We support rich correctness properties that describe the temporal profile of the network as constraints over mean and variance of chemical species, and their higher order derivatives. In this way, we can synthesize networks where e.g., one of the species exhibit a bell-shape profile or has variance greater than its expectation.
We synthesize CRNs that satisfies the sketch constraints and a correctness specification while minimizing a given cost function (capturing the structural complexity of the network). The optimal synthesis algorithm employs SMT solvers over reals and ODEs (iSAT) and a meta-sketching abstraction that speeds up the search through cost constraints.
We evaluate the approach on a three key problems: synthesis of networks with a bell-shaped profile (occurring in signaling cascades), a CRN implementation of a stochastic process with prescribed levels of noise and synthesis of sigmoidal profiles in the phosphorelay network.
SMT-based synthesis of gene regulatory networks
Unraveling the structure and the logic of gene regulation is crucial to understand how organisms develop and so is the derivation of predictive models able to reproduce experimental observations and explain unknown biological interactions.
This research centers on the synthesis of biological programs, with specific focus on Boolean gene regulatory networks (GRN). We developed methods based on the idea of synthesis by sketching, which enables explicit modeling of hypotheses and unknown information, specified as e.g. choices or uninterpreted functions. Through the formalization as an SMT problem, the method can automatically and efficiently resolve the unknown information in order to obtain a model that is consistent with observations.
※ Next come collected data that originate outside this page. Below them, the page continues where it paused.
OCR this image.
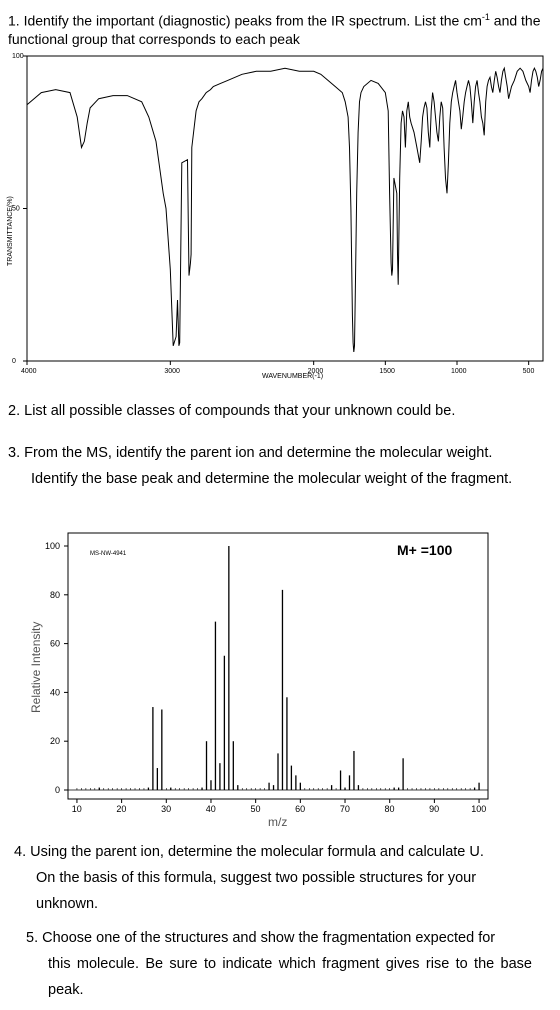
1. Identify the important (diagnostic) peaks from the IR spectrum. List the $cm^{-1}$ and the functional group that corresponds to each peak
TRANSMITTANCE(%)
WAVENUMBER(-1)
4000	3000	2000	1500	1000	500
0
50
100
2. List all possible classes of compounds that your unknown could be.
3. From the MS, identify the parent ion and determine the molecular weight.
Identify the base peak and determine the molecular weight of the fragment.
MS-NW-4941	M+ =100
Relative Intensity
m/z
10	20	30	40	50	60	70	80	90	100
0
20
40
60
80
100
4. Using the parent ion, determine the molecular formula and calculate U.
On the basis of this formula, suggest two possible structures for your unknown.
5. Choose one of the structures and show the fragmentation expected for
this molecule. Be sure to indicate which fragment gives rise to the base peak.
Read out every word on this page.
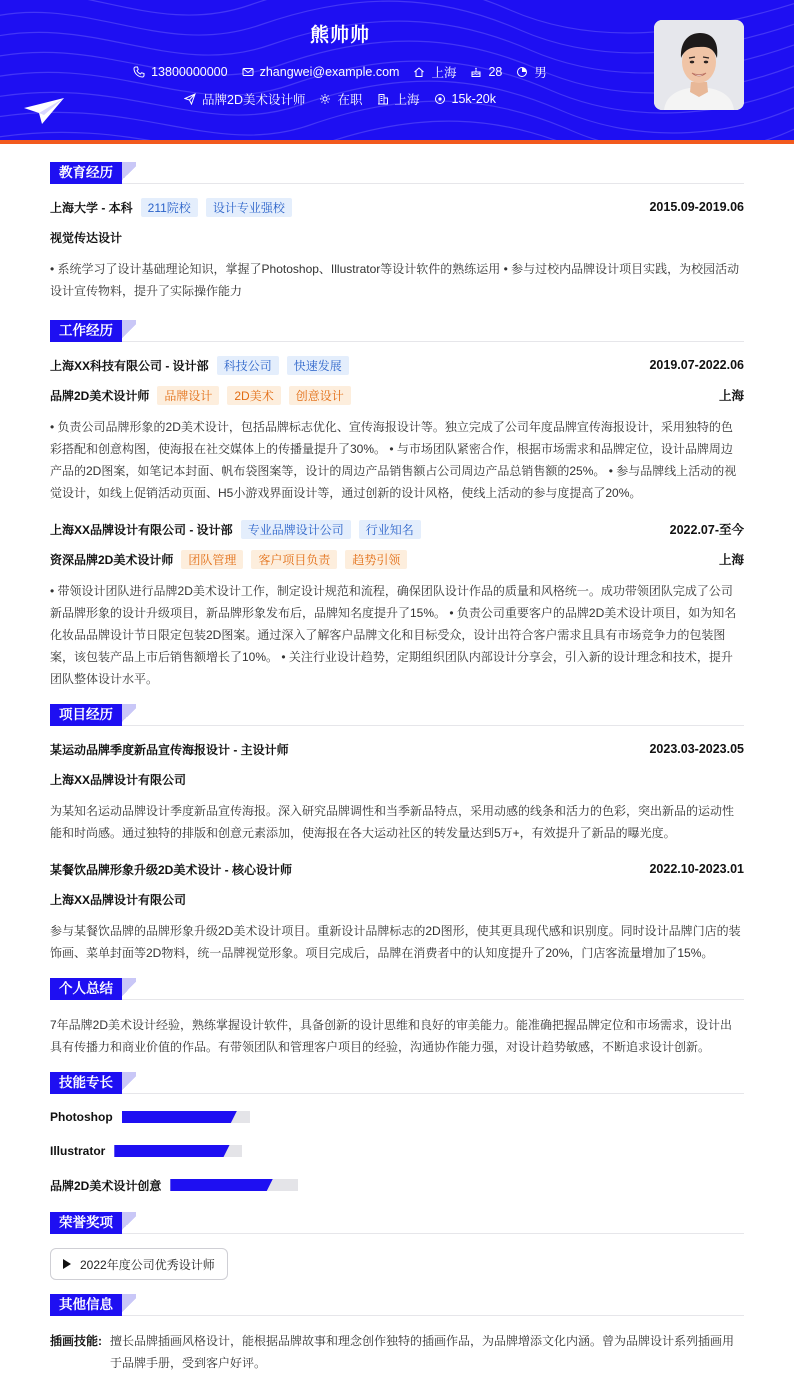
熊帅帅
13800000000	zhangwei@example.com	上海	28	男
品牌2D美术设计师	在职	上海	15k-20k
教育经历
上海大学 - 本科	211院校	设计专业强校	2015.09-2019.06
视觉传达设计
• 系统学习了设计基础理论知识，掌握了Photoshop、Illustrator等设计软件的熟练运用 • 参与过校内品牌设计项目实践，为校园活动设计宣传物料，提升了实际操作能力
工作经历
上海XX科技有限公司 - 设计部	科技公司	快速发展	2019.07-2022.06
品牌2D美术设计师	品牌设计	2D美术	创意设计	上海
• 负责公司品牌形象的2D美术设计，包括品牌标志优化、宣传海报设计等。独立完成了公司年度品牌宣传海报设计，采用独特的色彩搭配和创意构图，使海报在社交媒体上的传播量提升了30%。 • 与市场团队紧密合作，根据市场需求和品牌定位，设计品牌周边产品的2D图案，如笔记本封面、帆布袋图案等，设计的周边产品销售额占公司周边产品总销售额的25%。 • 参与品牌线上活动的视觉设计，如线上促销活动页面、H5小游戏界面设计等，通过创新的设计风格，使线上活动的参与度提高了20%。
上海XX品牌设计有限公司 - 设计部	专业品牌设计公司	行业知名	2022.07-至今
资深品牌2D美术设计师	团队管理	客户项目负责	趋势引领	上海
• 带领设计团队进行品牌2D美术设计工作，制定设计规范和流程，确保团队设计作品的质量和风格统一。成功带领团队完成了公司新品牌形象的设计升级项目，新品牌形象发布后，品牌知名度提升了15%。 • 负责公司重要客户的品牌2D美术设计项目，如为知名化妆品品牌设计节日限定包装2D图案。通过深入了解客户品牌文化和目标受众，设计出符合客户需求且具有市场竞争力的包装图案，该包装产品上市后销售额增长了10%。 • 关注行业设计趋势，定期组织团队内部设计分享会，引入新的设计理念和技术，提升团队整体设计水平。
项目经历
某运动品牌季度新品宣传海报设计 - 主设计师	2023.03-2023.05
上海XX品牌设计有限公司
为某知名运动品牌设计季度新品宣传海报。深入研究品牌调性和当季新品特点，采用动感的线条和活力的色彩，突出新品的运动性能和时尚感。通过独特的排版和创意元素添加，使海报在各大运动社区的转发量达到5万+，有效提升了新品的曝光度。
某餐饮品牌形象升级2D美术设计 - 核心设计师	2022.10-2023.01
上海XX品牌设计有限公司
参与某餐饮品牌的品牌形象升级2D美术设计项目。重新设计品牌标志的2D图形，使其更具现代感和识别度。同时设计品牌门店的装饰画、菜单封面等2D物料，统一品牌视觉形象。项目完成后，品牌在消费者中的认知度提升了20%，门店客流量增加了15%。
个人总结
7年品牌2D美术设计经验，熟练掌握设计软件，具备创新的设计思维和良好的审美能力。能准确把握品牌定位和市场需求，设计出具有传播力和商业价值的作品。有带领团队和管理客户项目的经验，沟通协作能力强，对设计趋势敏感，不断追求设计创新。
技能专长
Photoshop
Illustrator
品牌2D美术设计创意
荣誉奖项
2022年度公司优秀设计师
其他信息
插画技能: 擅长品牌插画风格设计，能根据品牌故事和理念创作独特的插画作品，为品牌增添文化内涵。曾为品牌设计系列插画用于品牌手册，受到客户好评。
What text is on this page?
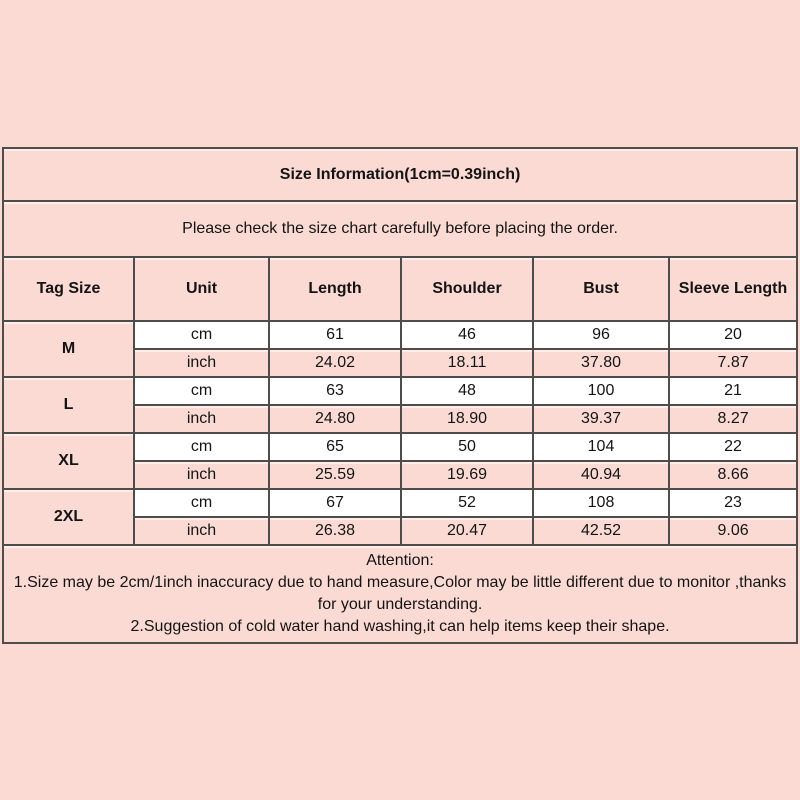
Size Information(1cm=0.39inch)					
Please check the size chart carefully before placing the order.					
Tag Size	Unit	Length	Shoulder	Bust	Sleeve Length
M	cm	61	46	96	20
	inch	24.02	18.11	37.80	7.87
L	cm	63	48	100	21
	inch	24.80	18.90	39.37	8.27
XL	cm	65	50	104	22
	inch	25.59	19.69	40.94	8.66
2XL	cm	67	52	108	23
	inch	26.38	20.47	42.52	9.06

Attention:
1.Size may be 2cm/1inch inaccuracy due to hand measure,Color may be little different due to monitor ,thanks for your understanding.
2.Suggestion of cold water hand washing,it can help items keep their shape.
We applied this approach to synthesize the first GRN model of the sea urchin embryo (an important model organism in biology) that precisely and fully reproduce available temporal and spatial expression data and the effects of perturbation experiments. The data we used is the result of 30+ years of research in the Davidson lab at Caltech.
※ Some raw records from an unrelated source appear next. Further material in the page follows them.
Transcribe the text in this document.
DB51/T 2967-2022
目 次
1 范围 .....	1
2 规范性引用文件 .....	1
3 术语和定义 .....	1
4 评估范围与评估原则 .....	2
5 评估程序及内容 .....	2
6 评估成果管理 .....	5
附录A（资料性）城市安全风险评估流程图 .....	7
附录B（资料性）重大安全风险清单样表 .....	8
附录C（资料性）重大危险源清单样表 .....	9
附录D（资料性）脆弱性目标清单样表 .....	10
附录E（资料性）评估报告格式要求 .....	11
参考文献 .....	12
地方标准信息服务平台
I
Parameter synthesis for pacemaker design optimization
Verification is useful in establishing key correctness properties of cardiac pacemakers, but has limitations, in that it is not clear how to redesign the model if it fails to satisfy a given property. Instead, parameter synthesis aims to automatically find optimal values of parameters to guarantee that a given property is satisfied.
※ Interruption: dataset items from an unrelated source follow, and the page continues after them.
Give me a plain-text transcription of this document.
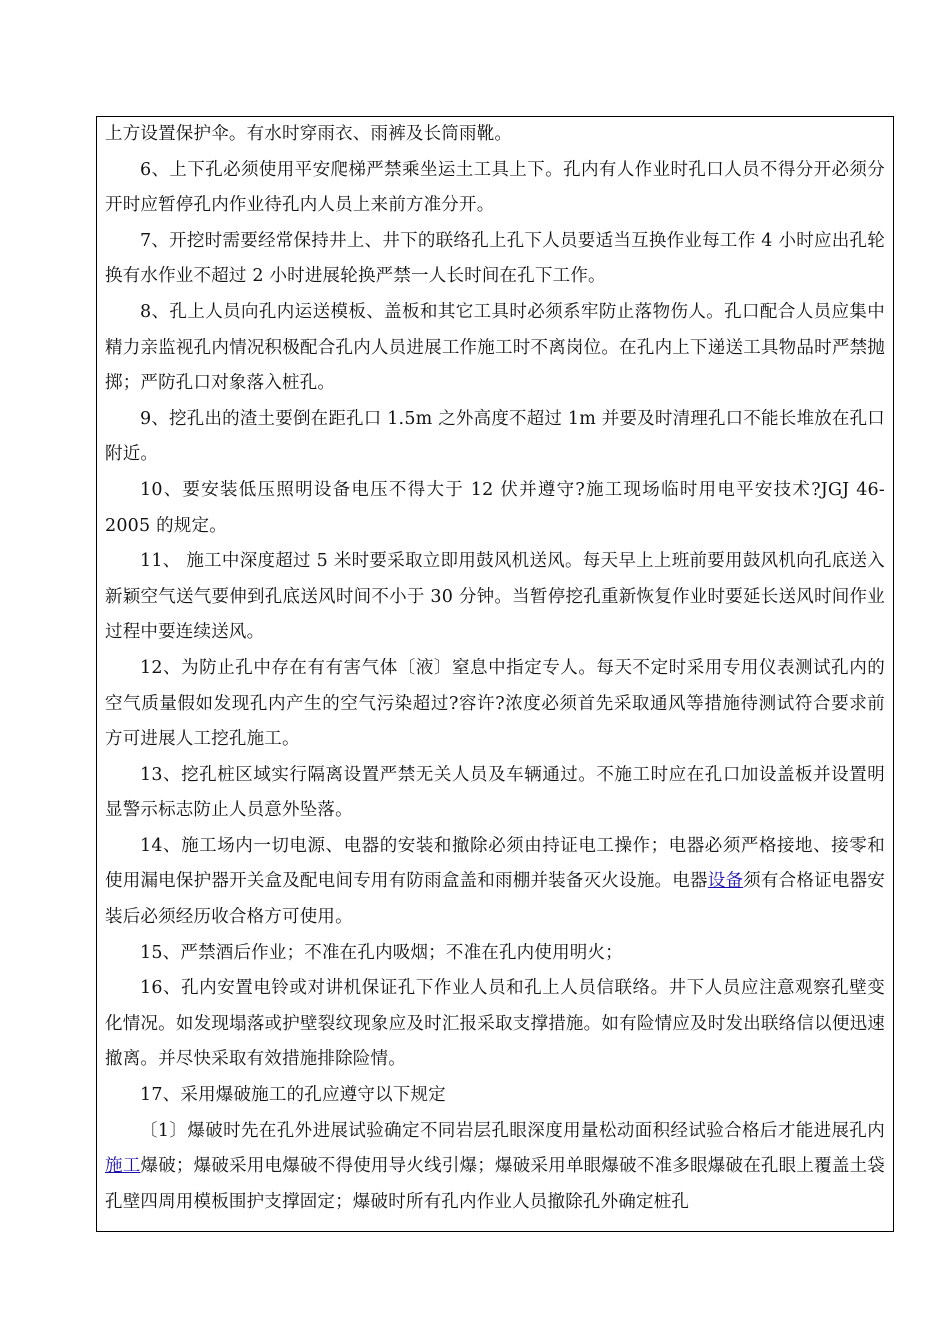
上方设置保护伞。有水时穿雨衣、雨裤及长筒雨靴。

6、上下孔必须使用平安爬梯严禁乘坐运土工具上下。孔内有人作业时孔口人员不得分开必须分开时应暂停孔内作业待孔内人员上来前方准分开。

7、开挖时需要经常保持井上、井下的联络孔上孔下人员要适当互换作业每工作 4 小时应出孔轮换有水作业不超过 2 小时进展轮换严禁一人长时间在孔下工作。

8、孔上人员向孔内运送模板、盖板和其它工具时必须系牢防止落物伤人。孔口配合人员应集中精力亲监视孔内情况积极配合孔内人员进展工作施工时不离岗位。在孔内上下递送工具物品时严禁抛掷；严防孔口对象落入桩孔。

9、挖孔出的渣土要倒在距孔口 1.5m 之外高度不超过 1m 并要及时清理孔口不能长堆放在孔口附近。

10、要安装低压照明设备电压不得大于 12 伏并遵守?施工现场临时用电平安技术?JGJ 46-2005 的规定。

11、 施工中深度超过 5 米时要采取立即用鼓风机送风。每天早上上班前要用鼓风机向孔底送入新颖空气送气要伸到孔底送风时间不小于 30 分钟。当暂停挖孔重新恢复作业时要延长送风时间作业过程中要连续送风。

12、为防止孔中存在有有害气体〔液〕窒息中指定专人。每天不定时采用专用仪表测试孔内的空气质量假如发现孔内产生的空气污染超过?容许?浓度必须首先采取通风等措施待测试符合要求前方可进展人工挖孔施工。

13、挖孔桩区域实行隔离设置严禁无关人员及车辆通过。不施工时应在孔口加设盖板并设置明显警示标志防止人员意外坠落。

14、施工场内一切电源、电器的安装和撤除必须由持证电工操作；电器必须严格接地、接零和使用漏电保护器开关盒及配电间专用有防雨盒盖和雨棚并装备灭火设施。电器设备须有合格证电器安装后必须经历收合格方可使用。

15、严禁酒后作业；不准在孔内吸烟；不准在孔内使用明火；

16、孔内安置电铃或对讲机保证孔下作业人员和孔上人员信联络。井下人员应注意观察孔壁变化情况。如发现塌落或护壁裂纹现象应及时汇报采取支撑措施。如有险情应及时发出联络信以便迅速撤离。并尽快采取有效措施排除险情。

17、采用爆破施工的孔应遵守以下规定

〔1〕爆破时先在孔外进展试验确定不同岩层孔眼深度用量松动面积经试验合格后才能进展孔内施工爆破；爆破采用电爆破不得使用导火线引爆；爆破采用单眼爆破不准多眼爆破在孔眼上覆盖土袋孔壁四周用模板围护支撑固定；爆破时所有孔内作业人员撤除孔外确定桩孔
In this project, we develop methods to synthesize pacemaker parameters that are safe, robust and, at the same time, able to optimise a given quantitative requirement such as energy consumption or clinical indicators. We solve this problem by combining symbolic methods (SMT solving) for ruling out parameters that violate heart safety (red areas in the figure) with evolutionary strategies for optimising the quantitative requirement.